Streckenbeschreibung

Die Motorsportarena in Oschersleben (Bode) gehört genau wie der Lausitzring zu den jüngeren permanenten Rennstrecken in Deutschland. Nachdem die ehemaligen Flugplatzrennen in Diepholz, Wunstorf und Ahlhorn nach und nach wegen des immens hohen Aufwands eingestellt worden waren, bestand ein großer Bedarf für einen neuen Austragungsort in Norddeutschland – und der wurde Mitte der 1990er-Jahre in der Magdeburger Börde am Ortsrand der 20.000-Einwohnerstadt Oschersleben gefunden.

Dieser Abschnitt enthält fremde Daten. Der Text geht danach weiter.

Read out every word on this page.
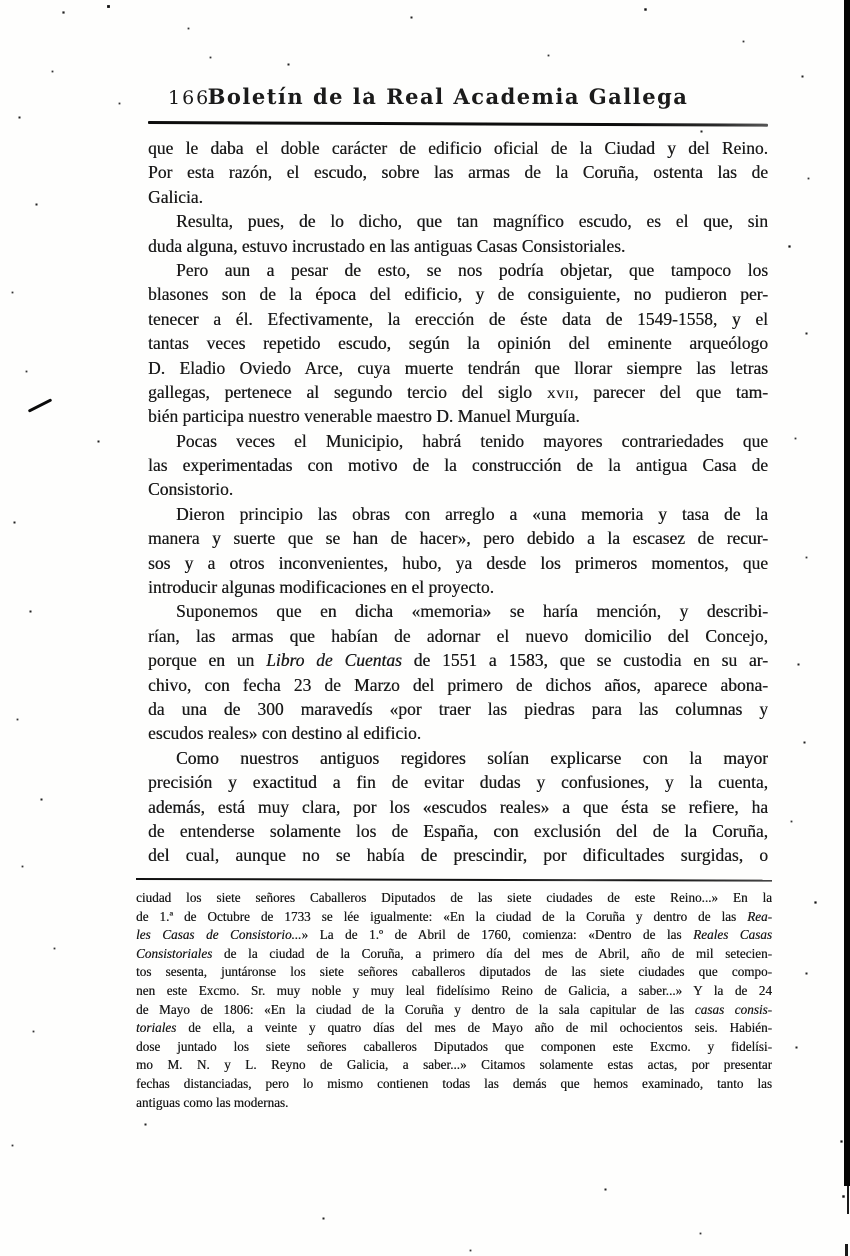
166
Boletín de la Real Academia Gallega
que le daba el doble carácter de edificio oficial de la Ciudad y del Reino.
Por esta razón, el escudo, sobre las armas de la Coruña, ostenta las de
Galicia.
Resulta, pues, de lo dicho, que tan magnífico escudo, es el que, sin
duda alguna, estuvo incrustado en las antiguas Casas Consistoriales.
Pero aun a pesar de esto, se nos podría objetar, que tampoco los
blasones son de la época del edificio, y de consiguiente, no pudieron per-
tenecer a él. Efectivamente, la erección de éste data de 1549-1558, y el
tantas veces repetido escudo, según la opinión del eminente arqueólogo
D. Eladio Oviedo Arce, cuya muerte tendrán que llorar siempre las letras
gallegas, pertenece al segundo tercio del siglo xvii, parecer del que tam-
bién participa nuestro venerable maestro D. Manuel Murguía.
Pocas veces el Municipio, habrá tenido mayores contrariedades que
las experimentadas con motivo de la construcción de la antigua Casa de
Consistorio.
Dieron principio las obras con arreglo a «una memoria y tasa de la
manera y suerte que se han de hacer», pero debido a la escasez de recur-
sos y a otros inconvenientes, hubo, ya desde los primeros momentos, que
introducir algunas modificaciones en el proyecto.
Suponemos que en dicha «memoria» se haría mención, y describi-
rían, las armas que habían de adornar el nuevo domicilio del Concejo,
porque en un Libro de Cuentas de 1551 a 1583, que se custodia en su ar-
chivo, con fecha 23 de Marzo del primero de dichos años, aparece abona-
da una de 300 maravedís «por traer las piedras para las columnas y
escudos reales» con destino al edificio.
Como nuestros antiguos regidores solían explicarse con la mayor
precisión y exactitud a fin de evitar dudas y confusiones, y la cuenta,
además, está muy clara, por los «escudos reales» a que ésta se refiere, ha
de entenderse solamente los de España, con exclusión del de la Coruña,
del cual, aunque no se había de prescindir, por dificultades surgidas, o
ciudad los siete señores Caballeros Diputados de las siete ciudades de este Reino...» En la
de 1.ª de Octubre de 1733 se lée igualmente: «En la ciudad de la Coruña y dentro de las Rea-
les Casas de Consistorio...» La de 1.º de Abril de 1760, comienza: «Dentro de las Reales Casas
Consistoriales de la ciudad de la Coruña, a primero día del mes de Abril, año de mil setecien-
tos sesenta, juntáronse los siete señores caballeros diputados de las siete ciudades que compo-
nen este Excmo. Sr. muy noble y muy leal fidelísimo Reino de Galicia, a saber...» Y la de 24
de Mayo de 1806: «En la ciudad de la Coruña y dentro de la sala capitular de las casas consis-
toriales de ella, a veinte y quatro días del mes de Mayo año de mil ochocientos seis. Habién-
dose juntado los siete señores caballeros Diputados que componen este Excmo. y fidelísi-
mo M. N. y L. Reyno de Galicia, a saber...» Citamos solamente estas actas, por presentar
fechas distanciadas, pero lo mismo contienen todas las demás que hemos examinado, tanto las
antiguas como las modernas.
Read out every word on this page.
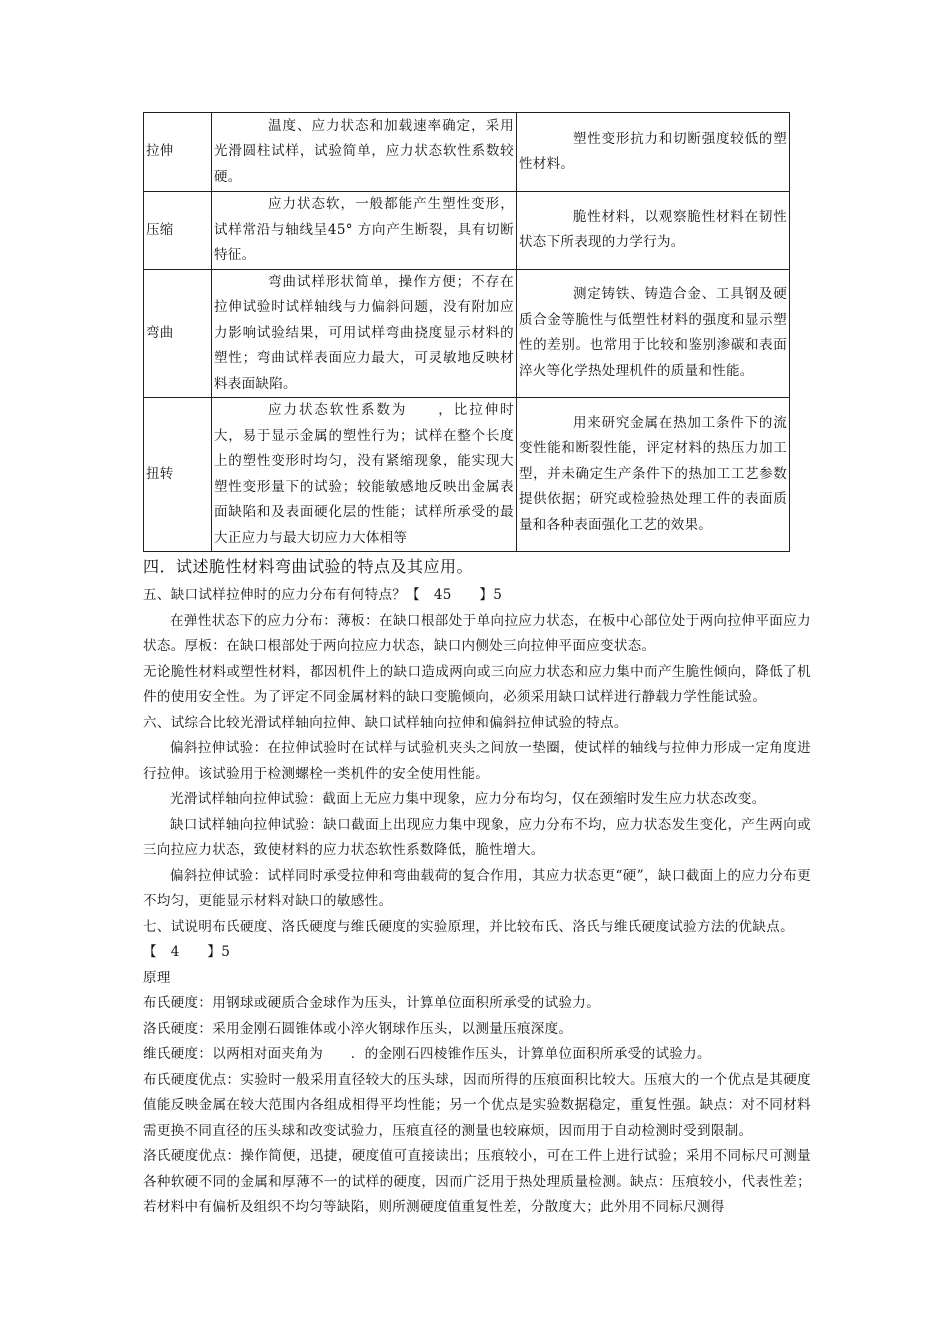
拉伸	温度、应力状态和加载速率确定，采用光滑圆柱试样，试验简单，应力状态软性系数较硬。	塑性变形抗力和切断强度较低的塑性材料。
压缩	应力状态软，一般都能产生塑性变形，试样常沿与轴线呈45° 方向产生断裂，具有切断特征。	脆性材料，以观察脆性材料在韧性状态下所表现的力学行为。
弯曲	弯曲试样形状简单，操作方便；不存在拉伸试验时试样轴线与力偏斜问题，没有附加应力影响试验结果，可用试样弯曲挠度显示材料的塑性；弯曲试样表面应力最大，可灵敏地反映材料表面缺陷。	测定铸铁、铸造合金、工具钢及硬质合金等脆性与低塑性材料的强度和显示塑性的差别。也常用于比较和鉴别渗碳和表面淬火等化学热处理机件的质量和性能。
扭转	应力状态软性系数为　　，比拉伸时大，易于显示金属的塑性行为；试样在整个长度上的塑性变形时均匀，没有紧缩现象，能实现大塑性变形量下的试验；较能敏感地反映出金属表面缺陷和及表面硬化层的性能；试样所承受的最大正应力与最大切应力大体相等	用来研究金属在热加工条件下的流变性能和断裂性能，评定材料的热压力加工型，并未确定生产条件下的热加工工艺参数提供依据；研究或检验热处理工件的表面质量和各种表面强化工艺的效果。
四．试述脆性材料弯曲试验的特点及其应用。

五、缺口试样拉伸时的应力分布有何特点？【　45　　】5

在弹性状态下的应力分布：薄板：在缺口根部处于单向拉应力状态，在板中心部位处于两向拉伸平面应力状态。厚板：在缺口根部处于两向拉应力状态，缺口内侧处三向拉伸平面应变状态。

无论脆性材料或塑性材料，都因机件上的缺口造成两向或三向应力状态和应力集中而产生脆性倾向，降低了机件的使用安全性。为了评定不同金属材料的缺口变脆倾向，必须采用缺口试样进行静载力学性能试验。

六、试综合比较光滑试样轴向拉伸、缺口试样轴向拉伸和偏斜拉伸试验的特点。

偏斜拉伸试验：在拉伸试验时在试样与试验机夹头之间放一垫圈，使试样的轴线与拉伸力形成一定角度进行拉伸。该试验用于检测螺栓一类机件的安全使用性能。

光滑试样轴向拉伸试验：截面上无应力集中现象，应力分布均匀，仅在颈缩时发生应力状态改变。

缺口试样轴向拉伸试验：缺口截面上出现应力集中现象，应力分布不均，应力状态发生变化，产生两向或三向拉应力状态，致使材料的应力状态软性系数降低，脆性增大。

偏斜拉伸试验：试样同时承受拉伸和弯曲载荷的复合作用，其应力状态更“硬”，缺口截面上的应力分布更不均匀，更能显示材料对缺口的敏感性。

七、试说明布氏硬度、洛氏硬度与维氏硬度的实验原理，并比较布氏、洛氏与维氏硬度试验方法的优缺点。

【　4　　】5

原理

布氏硬度：用钢球或硬质合金球作为压头，计算单位面积所承受的试验力。

洛氏硬度：采用金刚石圆锥体或小淬火钢球作压头，以测量压痕深度。

维氏硬度：以两相对面夹角为　　．的金刚石四棱锥作压头，计算单位面积所承受的试验力。

布氏硬度优点：实验时一般采用直径较大的压头球，因而所得的压痕面积比较大。压痕大的一个优点是其硬度值能反映金属在较大范围内各组成相得平均性能；另一个优点是实验数据稳定，重复性强。缺点：对不同材料需更换不同直径的压头球和改变试验力，压痕直径的测量也较麻烦，因而用于自动检测时受到限制。

洛氏硬度优点：操作简便，迅捷，硬度值可直接读出；压痕较小，可在工件上进行试验；采用不同标尺可测量各种软硬不同的金属和厚薄不一的试样的硬度，因而广泛用于热处理质量检测。缺点：压痕较小，代表性差；若材料中有偏析及组织不均匀等缺陷，则所测硬度值重复性差，分散度大；此外用不同标尺测得
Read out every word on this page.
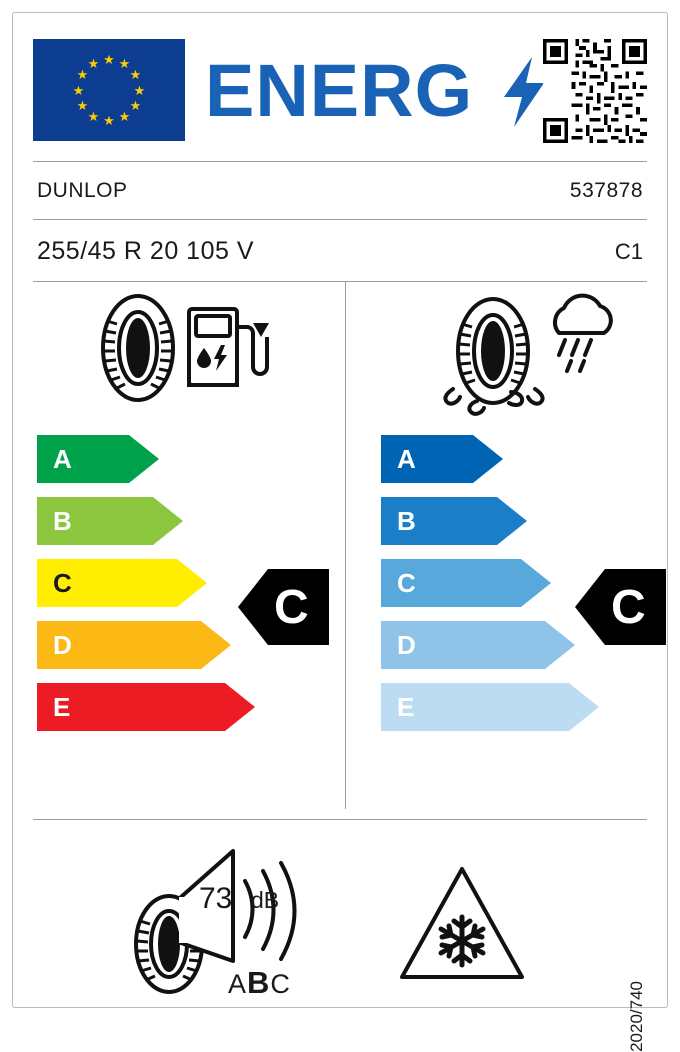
★ ★
★
★
★
★
★
★
★
★
★
★ ENERG
DUNLOP	537878
255/45 R 20 105 V	C1
A
B
C
D
E
C
A
B
C
D
E
C
73 dB
ABC	2020/740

Unter dem Namen Motopark Oschersleben gegründet, wurde von den Investoren zunächst ein Kurs von 3,667 km gebaut und im Jahr 1997 feierlich eingeweiht. Zehn Jahre später erfolgte dann ein aufwändiger Umbau der unfallträchtigen ersten Kurve, bei dem die Start-Ziel-Gerade verlängert wurde. Sie endet jetzt in einer engen 90-Grad-Linkskurve, die dann wieder in den langgezogenen Rechtsbogen der ehemaligen Strecke zurückführt. Seit der Saison 2007 ist der Grand Prix-Kurs 3,696 km lang.

Eine zwischenzeitliche Insolvenz im Jahr 2002 hat die Strecke erfolgreich gemeistert und den Rennbetrieb immer aufrecht erhalten. 2005 wurde das Areal von dem neuen Eigentümer-Konsortium rund um das Bauunternehmen BUNTE aus Papenburg in Motorsportarena Oschersleben umbenannt. Neben den Deutschen Tourenwagen Masters (DTM) mit seinen Partnerserien gehört das ADAC Masters Weekend zu den Stammgästen der Rennstrecke. Eine Vielzahl weiterer Motorsportveranstaltungen auf zwei und vier Rädern sowie Messen, Ausstellungen und Fan-Treffen runden den Terminkalender ab.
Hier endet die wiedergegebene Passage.